PERRYVILLE -- Perry County School District board members agree a new high school is too costly a proposition to take to voters, and board members are considering a plan to build a new upper-elementary school to ease crowding.
But nothing has been decided, said Dennis Martin, school board president.
"We still have a lot of work to do before a decision is made on when we would put something on the ballot," he said.
Dr. Rex Miller, superintendent of schools, said the new high school would have cost almost $15 million.
Construction costs plus operating levy increases for higher salaries and building maintenance would have meant asking for a levy increase of more than $4 per $100 assessed valuation.
That is asking too much, Miller and Martin said.
"We didn't feel like that was a reasonable request," Martin said.

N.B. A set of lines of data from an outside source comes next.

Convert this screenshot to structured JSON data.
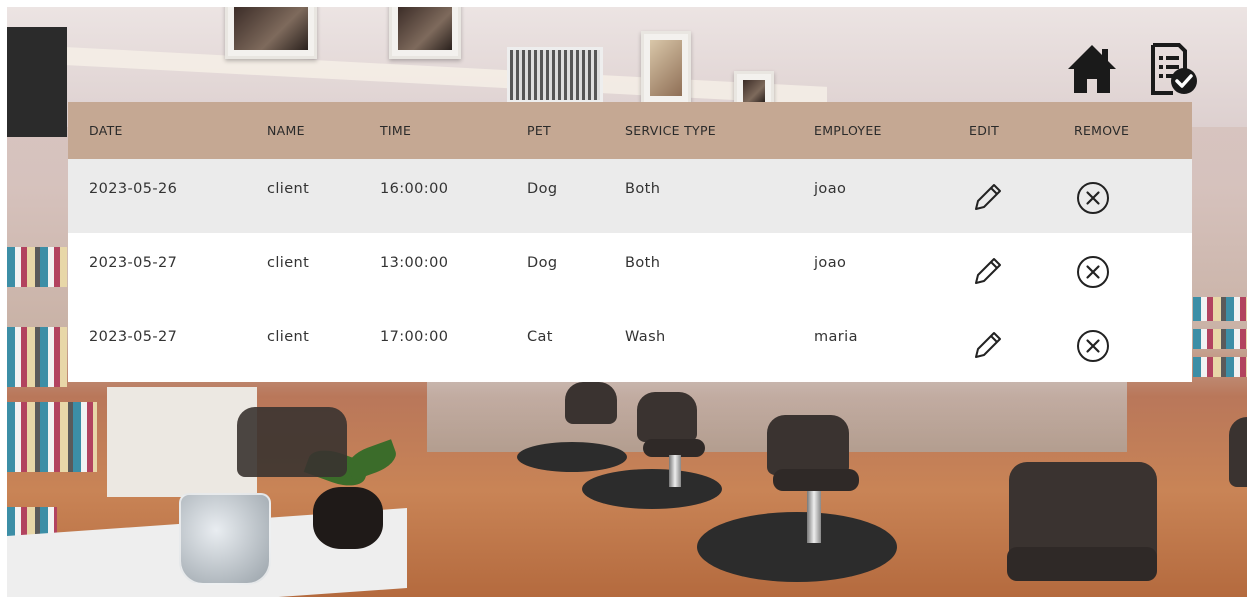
{
  "nav": {
    "home_icon": "home-icon",
    "appointments_icon": "appointment-list-check-icon"
  },
  "colors": {
    "header_bg": "#c5a893",
    "row_odd_bg": "#ebebeb",
    "row_even_bg": "#ffffff",
    "text": "#333333"
  },
  "table": {
    "columns": [
      "DATE",
      "NAME",
      "TIME",
      "PET",
      "SERVICE TYPE",
      "EMPLOYEE",
      "EDIT",
      "REMOVE"
    ],
    "rows": [
      {
        "date": "2023-05-26",
        "name": "client",
        "time": "16:00:00",
        "pet": "Dog",
        "service": "Both",
        "employee": "joao",
        "edit_icon": "pencil-icon",
        "remove_icon": "circle-x-icon"
      },
      {
        "date": "2023-05-27",
        "name": "client",
        "time": "13:00:00",
        "pet": "Dog",
        "service": "Both",
        "employee": "joao",
        "edit_icon": "pencil-icon",
        "remove_icon": "circle-x-icon"
      },
      {
        "date": "2023-05-27",
        "name": "client",
        "time": "17:00:00",
        "pet": "Cat",
        "service": "Wash",
        "employee": "maria",
        "edit_icon": "pencil-icon",
        "remove_icon": "circle-x-icon"
      }
    ]
  }
}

"Taxes are a burden. We have to be realistic," Miller said.
So board members asked architect David Kromm to come up with another less-costly solution to the district's building needs.
Kromm's solution is a new elementary school to house grades 3 and 4 and possibly grade 5 as well.

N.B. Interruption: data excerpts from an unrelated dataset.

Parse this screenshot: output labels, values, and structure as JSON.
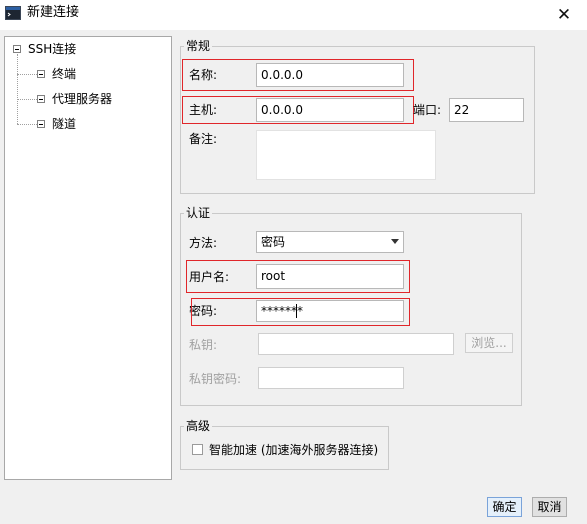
{
  "window": {
    "title": "新建连接",
    "close_glyph": "✕"
  },
  "tree": {
    "root": "SSH连接",
    "children": [
      "终端",
      "代理服务器",
      "隧道"
    ]
  },
  "general": {
    "title": "常规",
    "name_label": "名称:",
    "name_value": "0.0.0.0",
    "host_label": "主机:",
    "host_value": "0.0.0.0",
    "port_label": "端口:",
    "port_value": "22",
    "remark_label": "备注:"
  },
  "auth": {
    "title": "认证",
    "method_label": "方法:",
    "method_value": "密码",
    "username_label": "用户名:",
    "username_value": "root",
    "password_label": "密码:",
    "password_value": "*******",
    "private_key_label": "私钥:",
    "browse_label": "浏览...",
    "key_password_label": "私钥密码:"
  },
  "advanced": {
    "title": "高级",
    "smart_accel_label": "智能加速 (加速海外服务器连接)",
    "smart_accel_checked": false
  },
  "footer": {
    "ok_label": "确定",
    "cancel_label": "取消"
  },
  "colors": {
    "highlight_box": "#e0262a",
    "window_bg": "#f0f0f0",
    "disabled_text": "#a0a0a0"
  },
  "icons": {
    "app": "terminal-window-icon",
    "close": "close-icon",
    "tree_expander": "tree-expander-minus-icon",
    "dropdown": "chevron-down-icon"
  }
}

He is working on the plans now.
Miller put the estimated cost for the elementary school at "more than $5 million."
School officials are going to have to decide where to put the fifth-graders, he said.
"Right now we have our fifth-graders in a metal building behind the middle school," he said.
Miller said the building is functional, "but there are no windows and the roof leaks."
School board members are trying to be practical.
"It's a shorter-term solution than the high school would have been, but while the high school is a longer-term solution, it's also a more expensive solution. We've looked at something that will solve the problems for a shorter period, but the shorter-term solution costs you less," Martin said.
Most of the district's enrollment growth is in the elementary grades, but the increase in the number of students isn't the real problem, Miller said. The problem is the addition of new programs that are gobbling up classrooms, he said.
Schools have seen "tremendous growth" in special education, early childhood programs, Parents As Teachers and other programs that need classrooms of their own, Miller said.
"Five years ago we didn't have early childhood education," he said.
And technology labs also need their own space. Every time a computer lab is set up, he said, "that pulls a classroom away from general use."
A high school teacher has applied for a grant to set up an interactive television classroom, Miller said. "Now we're wondering, if we get the grant, where are we going to put it?"
Classroom space isn't the only issue the board has to worry about, Martin said. The school board also wants to increase teachers' pay to make Perry County's salary schedule more competitive with other area schools. And maintenance of existing buildings is a big financial concern, he said.
"We heard very clearly from the long-range planning committee that they wanted a package that addresses the maintenance issue, the salary issue and the facilities issue," Martin said.
School board members continue meeting with the architect "to look at exactly what our options are," he said, and nothing has been set in stone yet.